EU approves Google-DoubleClick deal

Google's proposed acquisition of DoubleClick does not pose a significant threat to competition in the European online advertising market, the European Commission said Tuesday. However, it reminded the companies that they also have an obligation to respect European Union legislation on the privacy of personal data, one of the grounds on which opponents lobbied to block the merger.

The E.U.'s competition regulator reached its decision after a four-month in-depth investigation of the US$3.1 billion merger, which received the approval of the U.S. Federal Trade Commission in December.

The deal is unlikely to harm consumers in ad serving or online advertising intermediation markets, the Commission said.

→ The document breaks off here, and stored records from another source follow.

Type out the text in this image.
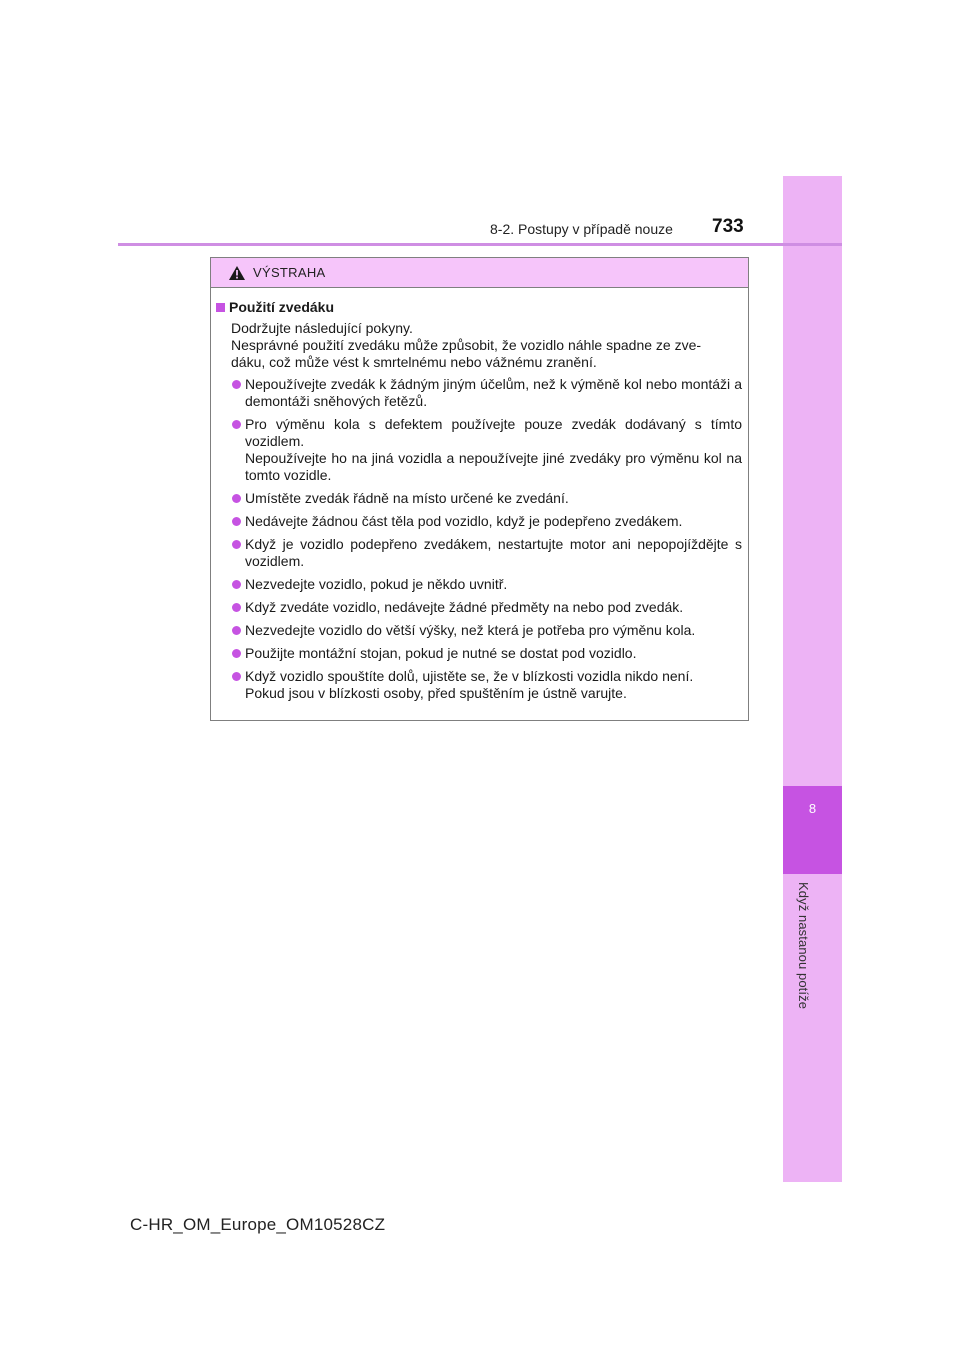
8
Když nastanou potíže
8-2. Postupy v případě nouze 733
VÝSTRAHA
Použití zvedáku
Dodržujte následující pokyny.
Nesprávné použití zvedáku může způsobit, že vozidlo náhle spadne ze zve-
dáku, což může vést k smrtelnému nebo vážnému zranění.
Nepoužívejte zvedák k žádným jiným účelům, než k výměně kol nebo montáži a demontáži sněhových řetězů.
Pro výměnu kola s defektem používejte pouze zvedák dodávaný s tímto vozidlem.
Nepoužívejte ho na jiná vozidla a nepoužívejte jiné zvedáky pro výměnu kol na tomto vozidle.
Umístěte zvedák řádně na místo určené ke zvedání.
Nedávejte žádnou část těla pod vozidlo, když je podepřeno zvedákem.
Když je vozidlo podepřeno zvedákem, nestartujte motor ani nepopojíždějte s vozidlem.
Nezvedejte vozidlo, pokud je někdo uvnitř.
Když zvedáte vozidlo, nedávejte žádné předměty na nebo pod zvedák.
Nezvedejte vozidlo do větší výšky, než která je potřeba pro výměnu kola.
Použijte montážní stojan, pokud je nutné se dostat pod vozidlo.
Když vozidlo spouštíte dolů, ujistěte se, že v blízkosti vozidla nikdo není.
Pokud jsou v blízkosti osoby, před spuštěním je ústně varujte.
C-HR_OM_Europe_OM10528CZ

A merger of Google and DoubleClick will not hurt competition because the companies are not competitors, the Commission said: Google provides online advertising space on its own sites and, as operator of the AdSense service, an intermediary between publishers and advertisers, while DoubleClick offers ad serving, management and reporting services to publishers, advertisers and agencies.

The Commission also examined the risk of Google tying sales of its services to use of those of DoubleClick, or vice versa, to boost revenue. However, it concluded that Microsoft, Yahoo and AOL present sufficiently strong market alternatives that a merged Google-DoubleClick would be unable to exploit the link in that way.

Tuesday's decision only relates to E.U. merger regulations, the Commission said, and does not alter the merged entity's obligations under E.U. law on the protection of individuals and the protection of privacy related to the processing of personal data.